Pour les rapporteurs, il est indispensable d'appliquer l'article 90 de la LOM, qui répond aux attentes légitimes des riverains, qui considèrent que les indicateurs actuellement utilisés ne reflètent qu'imparfaitement l'impact du bruit émis par les circulations ferroviaires. Compte tenu des obstacles techniques rencontrés lors des expérimentations menées, lancer au plus vite la phase 2 de l'expérimentation est nécessaire. Six ans après la promulgation de la LOM, la DGPR devrait fixer un calendrier ambitieux, pour mener les études scientifiques attendues le plus rapidement possible. Lancer sans plus tarder concomitamment des études épidémiologiques afin de déterminer les indicateurs les plus pertinents vis-à-vis des effets du bruit sur la santé est également essentiel.

Proposition n° 5 : Appliquer pleinement la loi d'orientation des mobilités (LOM) avec la fixation d'un calendrier précis pour les prochaines phases d'expérimentation d'indicateurs événementiels et la réalisation d'études de santé publique.

L'Acnusa a par ailleurs indiqué aux rapporteurs avoir engagé en 2023 un partenariat avec le Conseil national du bruit pour définir un ou plusieurs indicateurs réglementaires événementiels, qui compléteraient les indicateurs existants applicables au transport aérien. Le Cerema a ainsi lancé la même année pour le compte de cette Autorité une étude technique sur ce sujet. L'Acnusa a précisé que « la commission mixte CNB/ACNUSA sera en mesure d'apporter en 2025, un avis conclusif relatif à la définition d'indicateur(s) événementiel(s) ». La DGAC a également déclaré aux rapporteurs que « ces nouveaux outils pourraient ainsi utilement compléter le panel des indicateurs réglementaires et permettre une prise en compte plus précise de ces facteurs lorsque cela s'avère justifié. Le cas échéant, cela devra se traduire par l'intégration dans le corpus réglementaire de cet indicateur ». Pour les rapporteurs, cette initiative bienvenue de l'Acnusa est de nature à répondre aux interrogations des riverains sur la pertinence des indicateurs actuellement utilisés.

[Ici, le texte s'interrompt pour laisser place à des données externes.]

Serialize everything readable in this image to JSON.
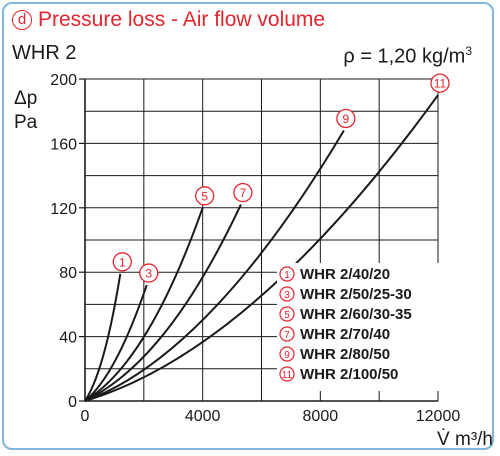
{
  "header": {
    "letter": "d",
    "title": "Pressure loss - Air flow volume"
  },
  "model": "WHR 2",
  "density": {
    "label": "ρ = 1,20 kg/m",
    "exponent": "3"
  },
  "chart_data": {
    "type": "line",
    "title": "Pressure loss - Air flow volume",
    "xlabel": "V̇ m³/h",
    "ylabel": "Δp Pa",
    "xlim": [
      0,
      12000
    ],
    "ylim": [
      0,
      200
    ],
    "x_ticks": [
      0,
      4000,
      8000,
      12000
    ],
    "y_ticks": [
      0,
      40,
      80,
      120,
      160,
      200
    ],
    "grid": true,
    "legend_position": "bottom-right",
    "series": [
      {
        "marker": "1",
        "name": "WHR 2/40/20",
        "points": [
          [
            0,
            0
          ],
          [
            500,
            14
          ],
          [
            900,
            45
          ],
          [
            1200,
            79
          ]
        ]
      },
      {
        "marker": "3",
        "name": "WHR 2/50/25-30",
        "points": [
          [
            0,
            0
          ],
          [
            800,
            12
          ],
          [
            1500,
            40
          ],
          [
            2100,
            72
          ]
        ]
      },
      {
        "marker": "5",
        "name": "WHR 2/60/30-35",
        "points": [
          [
            0,
            0
          ],
          [
            1500,
            17
          ],
          [
            2800,
            58
          ],
          [
            4000,
            120
          ]
        ]
      },
      {
        "marker": "7",
        "name": "WHR 2/70/40",
        "points": [
          [
            0,
            0
          ],
          [
            2000,
            18
          ],
          [
            3700,
            60
          ],
          [
            5300,
            122
          ]
        ]
      },
      {
        "marker": "9",
        "name": "WHR 2/80/50",
        "points": [
          [
            0,
            0
          ],
          [
            3000,
            20
          ],
          [
            6000,
            82
          ],
          [
            8800,
            168
          ]
        ]
      },
      {
        "marker": "11",
        "name": "WHR 2/100/50",
        "points": [
          [
            0,
            0
          ],
          [
            4000,
            22
          ],
          [
            8000,
            89
          ],
          [
            12000,
            190
          ]
        ]
      }
    ]
  }
}
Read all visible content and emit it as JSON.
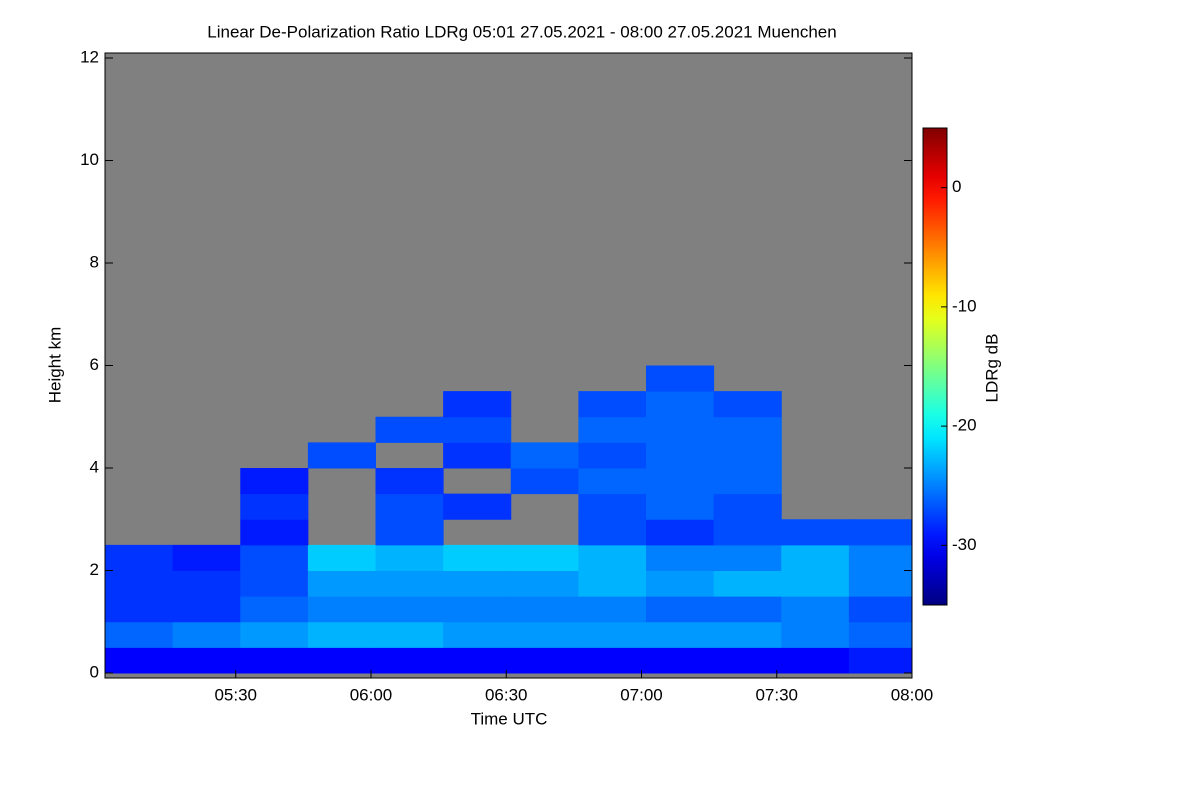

2. Les sons de basses fréquences, les vibrations et le bruit solidien : un angle mort réglementaire

Le transport ferroviaire est également source d'émissions sonores spécifiques, liées aux émissions de sons de basse fréquence et de vibrations.

Les basses fréquences sonores sont moins bien perçues par l'oreille humaine, mais peuvent être sources d'une gêne spécifique, insuffisamment prise en compte par les indicateurs actuels. Selon SNCF Réseau, « Le bruit des TGV se caractérise par un contenu spectral riche en basses fréquences. Les indicateurs acoustiques employés dans la réglementation actuelle ne permettent pas une bonne représentation de ces caractéristiques. L'influence de ces paramètres sur la gêne sonore reste à étudier. » Le Cerema a jugé opportun d'approfondir les études sur ce sujet, avec pour objectif de créer un nouvel indicateur qui prenne en compte les basses fréquences sonores.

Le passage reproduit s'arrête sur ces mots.